Permettre l’accès à un logement légal, décent, durable pour tous …

C’est possible !

Note rédigée par Jean Philippe Gasparotto CGT Groupe Caisse des dépôts

Ce n’est pas un hasard si plus de 80 % des ménages français interrogés par diverses enquêtes d’opinions considèrent comme première la question du logement. La France compte plus de 3,6 millions de mal logés ou sans logis et la « crise immobilière » marquée par la cherté du logement, à la location comme à l’accession, n’a cessé de s’aggraver générant une hausse considérable du taux d’effort (part des dépenses liées au logement dans le revenu des ménages) , qui frôle aujourd’hui en moyenne les 40 % pour le quart des ménages les plus modestes et dépasse les 25 % pour l’ensemble. Aujourd’hui, c’est plus de 10 millions de personnes qui éprouvent de graves difficultés à faire face à ces dépenses et craignent de perdre leur logement, qu’elles soient accédantes ou locataires.

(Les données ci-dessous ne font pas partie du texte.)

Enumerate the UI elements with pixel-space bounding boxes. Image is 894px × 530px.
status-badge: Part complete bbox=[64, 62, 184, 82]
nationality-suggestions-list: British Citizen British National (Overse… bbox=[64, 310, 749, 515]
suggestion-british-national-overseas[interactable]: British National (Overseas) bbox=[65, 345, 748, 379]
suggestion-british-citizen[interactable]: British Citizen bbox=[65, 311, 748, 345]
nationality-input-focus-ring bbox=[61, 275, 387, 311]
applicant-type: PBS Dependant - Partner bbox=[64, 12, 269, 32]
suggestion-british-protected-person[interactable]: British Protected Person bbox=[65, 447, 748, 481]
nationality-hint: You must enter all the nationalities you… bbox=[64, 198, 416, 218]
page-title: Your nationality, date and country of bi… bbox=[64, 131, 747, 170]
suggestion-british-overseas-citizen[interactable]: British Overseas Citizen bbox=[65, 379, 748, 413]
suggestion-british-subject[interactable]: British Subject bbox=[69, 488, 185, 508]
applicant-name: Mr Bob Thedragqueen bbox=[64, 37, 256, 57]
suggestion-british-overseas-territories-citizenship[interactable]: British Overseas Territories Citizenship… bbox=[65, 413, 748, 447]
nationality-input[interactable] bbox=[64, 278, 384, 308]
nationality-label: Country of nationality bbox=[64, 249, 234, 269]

Le Collectif pour un pôle financier public au service des droits partage et soutient les constats globaux avancés par la PLATEFORME LOGEMENT DES MOUVEMENTS SOCIAUX (NON au logement CHER) :

- aggravation de la précarité, de la pauvreté et des inégalités

- hausse des expulsions et du mal logement

- hausse insupportable des loyers et des dépenses de logement.

- désengagement financier de l’Etat et privatisation rampante du logement social

- non respect des lois DALO et SRU ainsi que de l’obligation d’accueil des personnes sans abris

- attaques contre le statut des locataires et encouragement des spéculateurs et promoteurs immobiliers au travers de l’illusion du « tout propriétaire »

Il soutient et adhère également à l’ensemble des revendications qui y sont portées :

  • moratoire sur les expulsions
  • application de la loi de réquisition
  • baisse et régulation des loyers 
  • création nette de 150 000 à 200 000 vrais logements sociaux
  • arrêt de la spéculation immobilière et foncière
  • renforcement des loi SRU et DALO et abrogation de la loi BOUTIN 
  • éradication des logements indignes, insalubres et toxiques 
  • baisse de 20 % des charges et dépenses d’énergie…)
  • recentralisation du livret A à la CDC pour le financement du logement social …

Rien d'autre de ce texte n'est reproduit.